Sedangkan Gono mempunyai perkiraan bahwa kalau tak ada sesuatu yang terjadi, Aris pasti sudah tiba di sekolah. Dia mengerti akan sikap Aris sehari-harinya. Aris termasuk anak rajin. Tidak suka jika terjadi perselisihan dengan siapa pun, dia akan mengalah demi persahabatan.

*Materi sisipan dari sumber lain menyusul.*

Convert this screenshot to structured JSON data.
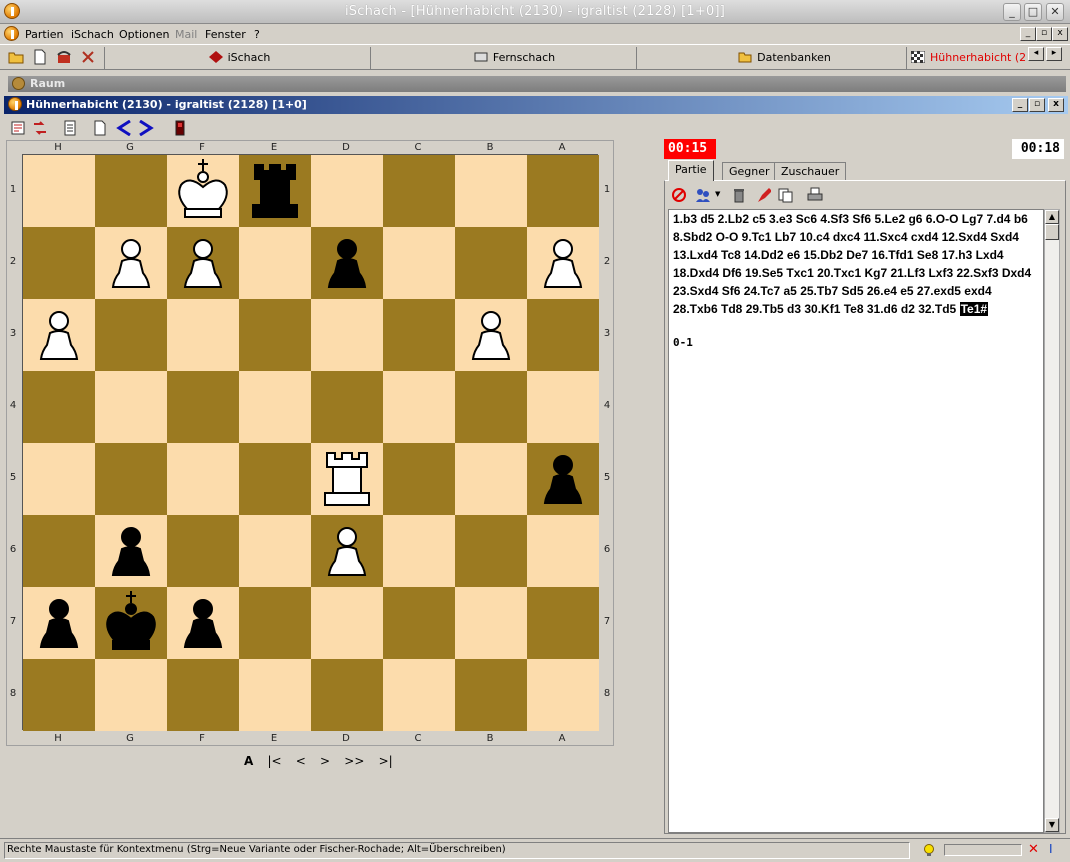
{
  "window": {
    "title": "iSchach - [Hühnerhabicht (2130) - igraltist (2128)   [1+0]]"
  },
  "menubar": {
    "items": [
      "Partien",
      "iSchach",
      "Optionen",
      "Mail",
      "Fenster",
      "?"
    ],
    "disabled": [
      "Mail"
    ]
  },
  "toolbar": {
    "tabs": [
      "iSchach",
      "Fernschach",
      "Datenbanken",
      "Hühnerhabicht (213"
    ]
  },
  "raum": {
    "label": "Raum"
  },
  "game_window": {
    "title": "Hühnerhabicht (2130) - igraltist (2128)   [1+0]"
  },
  "board": {
    "files": [
      "H",
      "G",
      "F",
      "E",
      "D",
      "C",
      "B",
      "A"
    ],
    "ranks": [
      "1",
      "2",
      "3",
      "4",
      "5",
      "6",
      "7",
      "8"
    ],
    "pieces": [
      {
        "sq": "F1",
        "type": "king",
        "color": "white"
      },
      {
        "sq": "E1",
        "type": "rook",
        "color": "black"
      },
      {
        "sq": "G2",
        "type": "pawn",
        "color": "white"
      },
      {
        "sq": "F2",
        "type": "pawn",
        "color": "white"
      },
      {
        "sq": "D2",
        "type": "pawn",
        "color": "black"
      },
      {
        "sq": "A2",
        "type": "pawn",
        "color": "white"
      },
      {
        "sq": "H3",
        "type": "pawn",
        "color": "white"
      },
      {
        "sq": "B3",
        "type": "pawn",
        "color": "white"
      },
      {
        "sq": "D5",
        "type": "rook",
        "color": "white"
      },
      {
        "sq": "A5",
        "type": "pawn",
        "color": "black"
      },
      {
        "sq": "G6",
        "type": "pawn",
        "color": "black"
      },
      {
        "sq": "D6",
        "type": "pawn",
        "color": "white"
      },
      {
        "sq": "H7",
        "type": "pawn",
        "color": "black"
      },
      {
        "sq": "G7",
        "type": "king",
        "color": "black"
      },
      {
        "sq": "F7",
        "type": "pawn",
        "color": "black"
      }
    ]
  },
  "navigation": {
    "buttons": [
      "A",
      "|<",
      "<",
      ">",
      ">>",
      ">|"
    ]
  },
  "clocks": {
    "left": "00:15",
    "right": "00:18"
  },
  "panel": {
    "tabs": [
      "Partie",
      "Gegner",
      "Zuschauer"
    ],
    "active_tab": "Partie",
    "moves": "1.b3 d5 2.Lb2 c5 3.e3 Sc6 4.Sf3 Sf6 5.Le2 g6 6.O-O Lg7 7.d4 b6 8.Sbd2 O-O 9.Tc1 Lb7 10.c4 dxc4 11.Sxc4 cxd4 12.Sxd4 Sxd4 13.Lxd4 Tc8 14.Dd2 e6 15.Db2 De7 16.Tfd1 Se8 17.h3 Lxd4 18.Dxd4 Df6 19.Se5 Txc1 20.Txc1 Kg7 21.Lf3 Lxf3 22.Sxf3 Dxd4 23.Sxd4 Sf6 24.Tc7 a5 25.Tb7 Sd5 26.e4 e5 27.exd5 exd4 28.Txb6 Td8 29.Tb5 d3 30.Kf1 Te8 31.d6 d2 32.Td5",
    "last_move": "Te1#",
    "result": "0-1"
  },
  "status": {
    "text": "Rechte Maustaste für Kontextmenu (Strg=Neue Variante oder Fischer-Rochade; Alt=Überschreiben)"
  },
  "colors": {
    "light_square": "#fcdcac",
    "dark_square": "#9b7a21",
    "title_active": "#0a246a",
    "clock_alert": "#ff0000"
  }
}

Tepat pada waktu akan pelajaran keempat, Penjaga sekolah datang mengetuk pintu kelas. Sepucuk surat beramplop putih diserahkan kepada wali kelas. Surat itu dibuka lalu dibacanya dalam hati. Tiba-tiba kening bapak wali kelas berkerut seolah ada berita yang tak menggembirakan.
“Anak-anak, katanya kemudian. “Hari ini seorang temanmu mendapatkan musibah. Aris terserempet kendaraan ketika akan berangkat sekolah. Sekarang dia dirawat di rumah sakit. Menurut berita surat ini dia belum sadarkan diri. Baiklah kita doakan semoga segera sembuh.”
Mendengar berita itu seisi kelas tercengang. Suasana kelas jadi hening. Hanya disana-sini terdengar bisik-bisik. Semua membicarakan kecelakaan yang menimpa Aris. Tak terkecuali Iping. Wajahnya jadi cemas dan kecewa memandangi Gono.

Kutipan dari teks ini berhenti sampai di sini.